Doc. no. N2070=06-0140
Date: 2006-09-08
Project: Programming Language C++
Reply to: Martin Sebor

Enhancing the time_get facet for POSIX® compatibility

Index

Motivation

The time_get and time_put facets provide a low-level asymmetric interface for the parsing and formatting of time values. The interfaces are asymmetric because the time_put facet is capable of producing a much larger set of sequences than the time_get facet is capable of parsing. The time_put interface can also readily expose useful implementation-defined extensions by recognizing additional formatting specifiers and modifiers while the time_get interface provides no such flexibility. The behavior of the time_put facet is specified in terms of the C standard library function strftime and the facet's interface allows programs to take advantage of the rich set of the 60 or so strftime conversion specifies (including their optional modifiers). In contrast, the behavior of time_get is restricted to parsing a limited set time and date sequences produced by a handful of formatting specifiers, namely the locale-independent and trivial %T (which is the same as "%H:%M:%S", the 24 hour time representation), the locale-specific and less trivial %x (the locale's date representation), and to parsing simple weekday names (%a and %A) and the names of calendar months (%b and %B). Presumably, this restriction exists only because the C standard library provides no function for parsing time sequences. Such a function is, however, specified by the ISO/IEC 9945 standard (also known as POSIX) -- see strptime. Thus, C++ programs that need to process date and time sequences produced by any of the other other 56 or so formatting specifiers are unable to do so by relying on the time_get's parsing functionality, even though much of it often exists in implementations that parse non-trivial date sequences but is not exposed in the interface of the facet. For instance, even the simple task of parsing a 12 hour time representation is beyond the ability of the facet, as is the often needed ability to recognize and interpret time zones.

Description

This paper proposes to extend the time_get facet interface in a way to permit the parsing of most of the same set of date and time sequences as produced by time_put, thus providing a subset of the same functionality as POSIX strptime. Specifically, we propose to add two get and one do_get member functions to class time_get to parallel those declared by time_put.

Proposed Changes

Add to the declaration of class time_get in [lib.locale.time.get], immediately below the declaration of the member function get_year, the following:

iter_type get (iter_type s, iter_type end, ios_base& f, ios_base::iostate& err, tm* t, char format, char modifier = 0) const;
iter_type get (iter_type s, iter_type end, ios_base& f, ios_base::iostate& err, tm* t, const char_type* fmt, const char_type *end) const;

Add to the declaration of class time_get, immediately below the declaration of the virtual member function do_get_year, the following:

virtual iter_type get (iter_type s, iter_type end, ios_base& f, ios_base::iostate& err, tm* t, char format, char modifier) const;

Add to the end of [lib.locale.time.get.members] the following text:

iter_type get (iter_type s, iter_type end, ios_base& f, ios_base::iostate& err, tm* t, char format, char modifier = 0) const;

Returns: do_get(s, end, f, err, t, format, modifier)

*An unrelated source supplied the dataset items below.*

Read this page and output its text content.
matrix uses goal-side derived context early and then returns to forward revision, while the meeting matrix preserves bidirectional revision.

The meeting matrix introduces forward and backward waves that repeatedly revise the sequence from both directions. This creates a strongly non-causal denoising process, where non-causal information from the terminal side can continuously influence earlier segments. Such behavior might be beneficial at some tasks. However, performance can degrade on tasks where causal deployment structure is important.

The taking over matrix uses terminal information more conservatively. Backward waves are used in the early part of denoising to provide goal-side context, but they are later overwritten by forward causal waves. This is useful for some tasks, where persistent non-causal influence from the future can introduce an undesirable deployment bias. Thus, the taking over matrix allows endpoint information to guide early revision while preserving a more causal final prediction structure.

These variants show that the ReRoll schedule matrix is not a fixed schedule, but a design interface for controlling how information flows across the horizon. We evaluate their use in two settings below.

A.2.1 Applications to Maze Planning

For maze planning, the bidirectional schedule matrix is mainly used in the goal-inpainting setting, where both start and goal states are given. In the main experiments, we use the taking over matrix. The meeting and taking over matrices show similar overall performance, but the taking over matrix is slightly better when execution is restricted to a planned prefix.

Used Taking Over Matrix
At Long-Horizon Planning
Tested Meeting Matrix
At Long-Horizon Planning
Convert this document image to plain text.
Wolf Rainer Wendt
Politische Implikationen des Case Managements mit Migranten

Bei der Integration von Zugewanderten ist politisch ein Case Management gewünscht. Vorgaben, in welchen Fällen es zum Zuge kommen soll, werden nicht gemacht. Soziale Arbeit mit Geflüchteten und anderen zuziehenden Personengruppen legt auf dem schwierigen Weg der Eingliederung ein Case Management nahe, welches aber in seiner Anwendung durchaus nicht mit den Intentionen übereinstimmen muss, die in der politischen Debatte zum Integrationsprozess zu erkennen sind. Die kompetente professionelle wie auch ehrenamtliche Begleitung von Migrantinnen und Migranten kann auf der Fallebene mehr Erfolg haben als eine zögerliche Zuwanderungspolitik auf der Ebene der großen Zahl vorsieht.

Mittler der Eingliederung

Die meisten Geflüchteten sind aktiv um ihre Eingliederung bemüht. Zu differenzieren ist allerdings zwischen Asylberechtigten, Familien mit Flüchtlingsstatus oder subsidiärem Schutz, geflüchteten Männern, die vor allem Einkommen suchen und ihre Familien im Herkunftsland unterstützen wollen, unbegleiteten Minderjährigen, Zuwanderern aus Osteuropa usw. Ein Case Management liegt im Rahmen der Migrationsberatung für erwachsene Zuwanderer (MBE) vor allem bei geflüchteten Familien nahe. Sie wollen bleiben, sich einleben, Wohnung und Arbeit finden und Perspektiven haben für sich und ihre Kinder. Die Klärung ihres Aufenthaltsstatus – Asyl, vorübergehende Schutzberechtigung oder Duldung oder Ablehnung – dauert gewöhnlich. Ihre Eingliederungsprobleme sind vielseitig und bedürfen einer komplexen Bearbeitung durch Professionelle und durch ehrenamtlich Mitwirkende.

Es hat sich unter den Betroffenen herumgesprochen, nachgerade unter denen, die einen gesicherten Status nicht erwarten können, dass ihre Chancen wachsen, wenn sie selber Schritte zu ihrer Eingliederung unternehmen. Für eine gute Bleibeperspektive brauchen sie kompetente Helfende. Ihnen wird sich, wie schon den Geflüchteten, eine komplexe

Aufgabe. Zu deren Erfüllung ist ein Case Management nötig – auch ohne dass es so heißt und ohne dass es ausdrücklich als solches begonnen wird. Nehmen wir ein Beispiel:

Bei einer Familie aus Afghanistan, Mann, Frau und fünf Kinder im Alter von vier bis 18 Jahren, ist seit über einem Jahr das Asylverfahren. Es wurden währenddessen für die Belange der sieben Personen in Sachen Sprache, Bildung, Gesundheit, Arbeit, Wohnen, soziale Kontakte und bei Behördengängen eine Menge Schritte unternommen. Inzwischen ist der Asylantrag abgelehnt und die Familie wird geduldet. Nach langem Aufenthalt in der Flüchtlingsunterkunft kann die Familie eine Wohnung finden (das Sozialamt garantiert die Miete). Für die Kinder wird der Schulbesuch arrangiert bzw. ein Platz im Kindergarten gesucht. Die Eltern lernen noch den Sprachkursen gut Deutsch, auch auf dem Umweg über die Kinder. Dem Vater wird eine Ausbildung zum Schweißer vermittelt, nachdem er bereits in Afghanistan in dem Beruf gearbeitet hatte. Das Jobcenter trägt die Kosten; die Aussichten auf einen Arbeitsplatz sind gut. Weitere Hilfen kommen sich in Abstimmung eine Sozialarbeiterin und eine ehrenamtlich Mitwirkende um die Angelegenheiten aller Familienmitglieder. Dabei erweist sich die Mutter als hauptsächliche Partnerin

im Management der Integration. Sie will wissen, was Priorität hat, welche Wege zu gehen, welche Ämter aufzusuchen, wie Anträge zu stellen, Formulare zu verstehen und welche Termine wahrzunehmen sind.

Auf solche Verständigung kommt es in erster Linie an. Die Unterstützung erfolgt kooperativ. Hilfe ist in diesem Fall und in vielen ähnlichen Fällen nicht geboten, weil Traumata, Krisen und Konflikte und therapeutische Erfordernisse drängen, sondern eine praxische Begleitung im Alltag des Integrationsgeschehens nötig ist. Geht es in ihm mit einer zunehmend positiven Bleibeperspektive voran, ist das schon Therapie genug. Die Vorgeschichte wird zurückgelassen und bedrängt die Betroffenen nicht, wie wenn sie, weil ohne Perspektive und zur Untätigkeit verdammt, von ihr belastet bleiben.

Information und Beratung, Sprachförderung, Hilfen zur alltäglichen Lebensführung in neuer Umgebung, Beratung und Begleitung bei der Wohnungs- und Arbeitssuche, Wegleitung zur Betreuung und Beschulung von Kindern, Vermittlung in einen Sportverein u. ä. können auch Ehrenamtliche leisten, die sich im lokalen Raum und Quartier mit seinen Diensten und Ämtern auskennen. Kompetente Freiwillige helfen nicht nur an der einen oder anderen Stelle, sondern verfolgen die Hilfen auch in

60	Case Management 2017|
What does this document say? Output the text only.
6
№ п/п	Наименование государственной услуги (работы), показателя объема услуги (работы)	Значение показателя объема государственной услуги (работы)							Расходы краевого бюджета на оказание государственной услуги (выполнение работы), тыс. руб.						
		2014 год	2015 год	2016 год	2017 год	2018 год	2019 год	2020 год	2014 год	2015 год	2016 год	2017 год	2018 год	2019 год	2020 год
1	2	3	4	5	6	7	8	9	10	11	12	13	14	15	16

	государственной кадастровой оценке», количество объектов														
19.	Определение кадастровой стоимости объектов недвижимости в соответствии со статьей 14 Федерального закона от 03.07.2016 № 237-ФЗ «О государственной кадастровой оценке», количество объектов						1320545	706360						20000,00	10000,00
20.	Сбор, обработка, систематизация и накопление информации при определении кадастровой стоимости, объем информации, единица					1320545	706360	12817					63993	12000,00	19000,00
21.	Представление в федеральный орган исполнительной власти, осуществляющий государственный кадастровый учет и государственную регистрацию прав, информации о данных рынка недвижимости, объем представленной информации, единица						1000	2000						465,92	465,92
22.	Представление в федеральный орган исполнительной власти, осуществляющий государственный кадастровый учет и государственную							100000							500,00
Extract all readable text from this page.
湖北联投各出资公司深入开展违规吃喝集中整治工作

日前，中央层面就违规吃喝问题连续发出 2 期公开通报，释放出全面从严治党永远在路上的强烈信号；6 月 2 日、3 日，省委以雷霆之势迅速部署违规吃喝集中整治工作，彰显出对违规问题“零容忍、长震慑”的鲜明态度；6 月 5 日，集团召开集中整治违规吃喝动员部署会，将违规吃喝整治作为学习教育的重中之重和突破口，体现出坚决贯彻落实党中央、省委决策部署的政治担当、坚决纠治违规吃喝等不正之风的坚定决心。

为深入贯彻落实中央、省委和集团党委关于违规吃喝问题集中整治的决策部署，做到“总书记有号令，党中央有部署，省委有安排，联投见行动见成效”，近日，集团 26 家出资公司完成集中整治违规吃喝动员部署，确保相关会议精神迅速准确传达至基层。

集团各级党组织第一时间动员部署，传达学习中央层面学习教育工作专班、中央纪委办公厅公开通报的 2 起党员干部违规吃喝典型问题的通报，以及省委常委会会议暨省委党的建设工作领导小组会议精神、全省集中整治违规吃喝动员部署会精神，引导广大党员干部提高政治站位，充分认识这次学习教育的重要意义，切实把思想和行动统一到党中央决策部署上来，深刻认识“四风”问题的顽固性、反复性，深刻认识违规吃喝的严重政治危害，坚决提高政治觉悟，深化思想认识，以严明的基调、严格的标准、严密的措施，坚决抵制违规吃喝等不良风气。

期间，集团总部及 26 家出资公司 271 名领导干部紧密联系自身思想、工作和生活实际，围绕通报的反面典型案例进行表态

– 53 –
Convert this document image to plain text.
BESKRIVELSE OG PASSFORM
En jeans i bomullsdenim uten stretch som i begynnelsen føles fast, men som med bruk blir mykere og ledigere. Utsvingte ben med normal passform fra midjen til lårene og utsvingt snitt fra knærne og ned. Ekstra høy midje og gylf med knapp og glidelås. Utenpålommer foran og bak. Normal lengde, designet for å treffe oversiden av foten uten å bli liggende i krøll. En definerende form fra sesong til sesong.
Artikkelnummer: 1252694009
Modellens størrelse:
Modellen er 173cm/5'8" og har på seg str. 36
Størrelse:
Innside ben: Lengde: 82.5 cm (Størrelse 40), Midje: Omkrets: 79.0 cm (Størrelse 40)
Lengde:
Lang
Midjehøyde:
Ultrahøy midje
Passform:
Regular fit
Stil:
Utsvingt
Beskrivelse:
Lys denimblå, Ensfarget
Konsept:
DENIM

iter_type get (iter_type s, iter_type end, ios_base& f, ios_base::iostate& err, tm* t, const char_type* fmt, const char_type* end) const;

Requires: [fmt, end) is a valid range.

Effects: The function starts by evaluating err = ios_base::goodbit. It then enters a loop, reading zero or more characters from s at each iteration. Unless otherwise specified below, the loop terminates when the first of the following conditions holds:

Note: The function uses the ctype<charT> facet installed in f's locale to determine valid whitespace characters. It is unspecified by what means the function performs case-insensitive comparison or whether multi-character sequences are considered while doing so.

Returns: s.

Add the following paragraphs to the end of [lib.locale.time.get.virtuals]:

iter_type do_get (iter_type s, iter_type end, ios_base& f, ios_base::iostate& err, tm* t, char format, char modifier) const;

Requires: t is a valid pointer.

Effects: The function starts by evaluating err = ios_base::goodbit. It then reads characters starting at s until it encounters an error, or until it has extracted those struct tm members, and any remaining format characters, corresponding to a conversion directive appropriate for the ISO/IEC 9945 function strptime formed by concatenating '%', the modifier character, when non-NUL, and the format character. When the concatenation fails to yield a valid complete directive the function leaves the object pointed to by t unchanged and evaluates err |= ios_base::failbit. When (s == end) evaluates to true after reading a character the function evaluates err |= ios_base::eofbit.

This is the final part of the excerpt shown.